Shortlist
The Age of Undress: Art, Fashion and the Classical Ideal in the 1790s Amelia Rauser Yale University Press
This thought-provoking book looks at the vogue for ‘Grecian dress’ prevalent in Europe in the last decade of the 18th century. Rauser argues that in performances as ‘living statues’, women were making an important contribution to the aesthetic and intellectual debates of the time.
Sofonisba’s Lesson: A Renaissance Artist and Her Work Michael W. Cole Princeton University Press
In this succinct study, Cole champions the painter as one of the most important artists of her time. He discusses Sofonisba’s long life and career and in a complete illustrated catalogue evaluates the attribution of works associated with the artist.

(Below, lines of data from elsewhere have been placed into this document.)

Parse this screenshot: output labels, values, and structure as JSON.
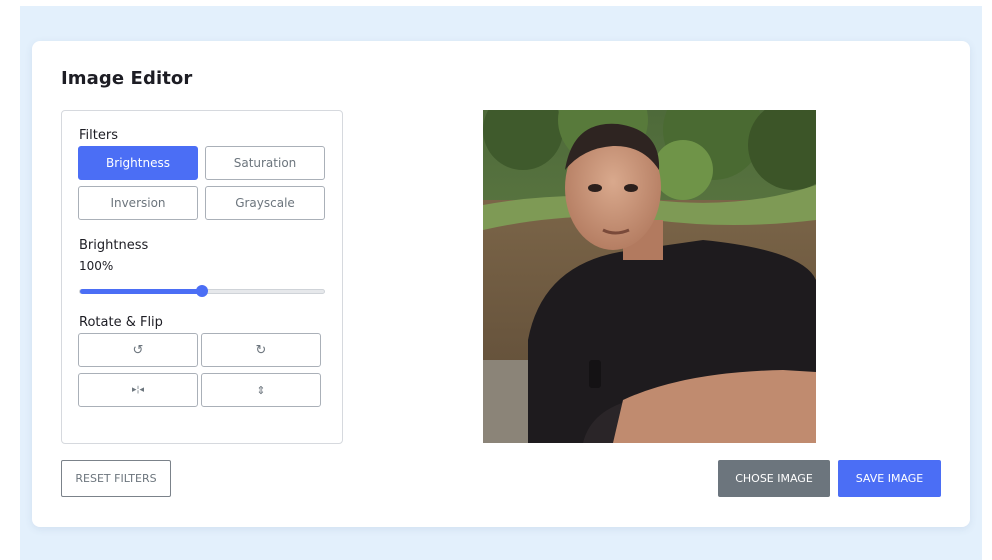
{
  "editor": {
    "title": "Image Editor",
    "filters_label": "Filters",
    "filters": [
      {
        "label": "Brightness",
        "active": true
      },
      {
        "label": "Saturation",
        "active": false
      },
      {
        "label": "Inversion",
        "active": false
      },
      {
        "label": "Grayscale",
        "active": false
      }
    ],
    "active_filter": {
      "name": "Brightness",
      "value_text": "100%",
      "slider_fraction": 0.5
    },
    "rotate_flip_label": "Rotate & Flip",
    "rotate_flip_buttons": [
      {
        "icon": "rotate-left-icon",
        "glyph": "↺"
      },
      {
        "icon": "rotate-right-icon",
        "glyph": "↻"
      },
      {
        "icon": "flip-horizontal-icon",
        "glyph": "▸¦◂"
      },
      {
        "icon": "flip-vertical-icon",
        "glyph": "⇕"
      }
    ],
    "actions": {
      "reset": "RESET FILTERS",
      "chose": "CHOSE IMAGE",
      "save": "SAVE IMAGE"
    },
    "colors": {
      "accent": "#4b6ef5",
      "secondary": "#6c757d",
      "page_background": "#e3f0fc"
    }
  }
}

Spirit of Place: Artists, Writers and the British Landscape Susan Owens Thames & Hudson
In a survey that wears its learning lightly Owens considers how writers and artists, from the ‘Gawain Poet’ to Thomas Gray and from Samuel Palmer to Paul Nash, have not only looked at the landscape but also shaped how we have viewed it since.
Warhol: A Life as Art Blake Gopnik Allen Lane
There have been several biographies and memoirs of Warhol, but Gopnik’s contribution may be the most comprehensive and cleareyed. Warhol was an obsessive archivist and selfmythologist, but the author manages to wade through the evidence without being bogged down, and argues the case for Warhol as a genius of his own making.
A Rare Treatise on Interior Decoration and Architecture: Joseph Friedrich zu Racknitz’s Presentation and History of the Taste of the Leading Nations Joseph Friedrich zu Racknitz; Simon Swynfen Jervis (ed./trans.) Getty Research Institute
Completed in 1799, this German aristocrat’s compendium of the design predilections of 24 cultures ancient and modern has been translated into English for the first time. The treatise tells us much about the intellectual climate in which it was written, and is accompanied here by a commentary and full-colour reproductions of the original plates.